Long-time followers of the Pebble Beach Concours d’Elegance know that, for most of its 65 years, the show concentrated on sophisticated foreign cars, exotic racers, and high-status American makes like Packard and Duesenberg. Sure, you’d find Cadillacs and Lincolns, but Pebble Beach was not the place to look for Chevrolets and Fords. And most of the cars – certainly the big prize winners – were pre-World War II. But change is afoot. The car enthusiast world collectively gasped last year when a 1954 model (albeit a Ferrari) won Best in Show. This year brought a similar shock when Ford Mustangs joined the show. Granted, these weren’t everyday ponies but comparably rare Shelby GT350s. Still, this was big news that speaks to shifting demographics in the car collecting hobby. Conventional wisdom says that collectors go after the cars they loved as teenagers. For the Greatest Generation, these were pre-war classics like Cords and the aforementioned Duesys. With Baby Boomers now driving the hobby, 1950s-60s racing Ferraris and American muscle cars are among the hot buys. It was inevitable that they’d find their way to the 18th fairway. Eight GT350s were on hand this year to mark the model’s 50th anniversary.

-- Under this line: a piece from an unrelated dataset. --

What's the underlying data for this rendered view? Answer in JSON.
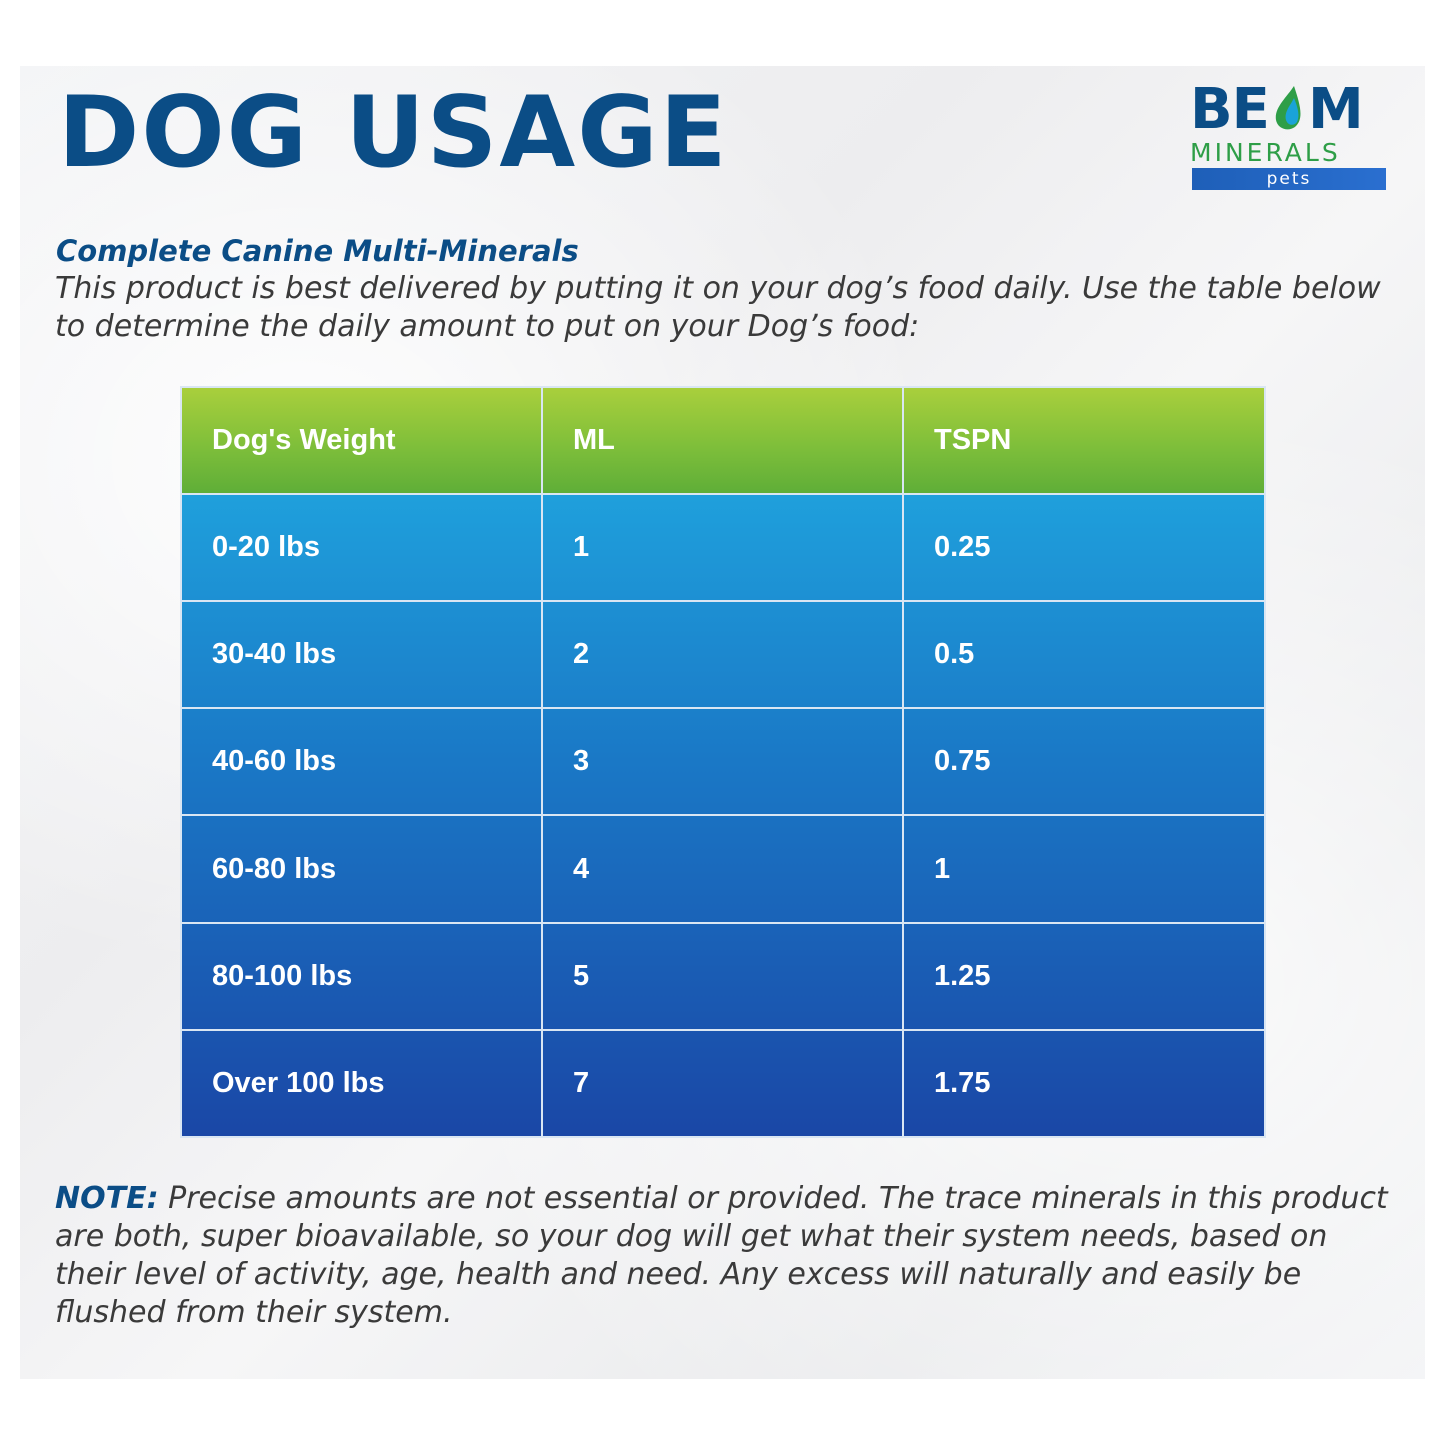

It’s a similar story with the Mercury Customs (like ours). While undoubtedly works of art, these chopped and dropped “lead sleds” are of a very different aesthetic sensibility than, say, a 1929 Bentley. Again, it’s a case of changing participants and audiences. Pebble Beach assembled seven Mercury cars for this year’s show – including the actual 1949 model driven by James Dean in Rebel Without a Cause, courtesy of the National Automobile Museum in Reno, Nevada.
The Pebble Beach Concours d’Elegance is the capstone to a week of auto-related events throughout California’s Monterey Peninsula. We also had an opportunity to visit The Quail, where über-exotics like Bugatti and Maserati reign supreme, with a healthy dose of racing motorcycles this year, too. The highlight of the August 14 event – or, at least, the loudest part – was the arrival of some of those Shelby GT350s. A large contingent of the super-’Stangs made their way down from Mazda Raceway Laguna Seca (where they were, in fact, racing in the Rolex Monterey Motorsports Reunion) to wow the crowd. Also generating buzz was Ford’s prototype GT car, the latest version of its legendary GT40, set to race at Le Mans in 2016.
It was another terrific year at what is arguably the world's greatest car show. We were thrilled to be a part of it. And this year's Best in Show winner? It was a comfortably traditional 1924 Isotta Fraschini Tipo 8A. At least the winner's circle is back to normal.
Matt Anderson is Curator of Transportation at The Henry Ford.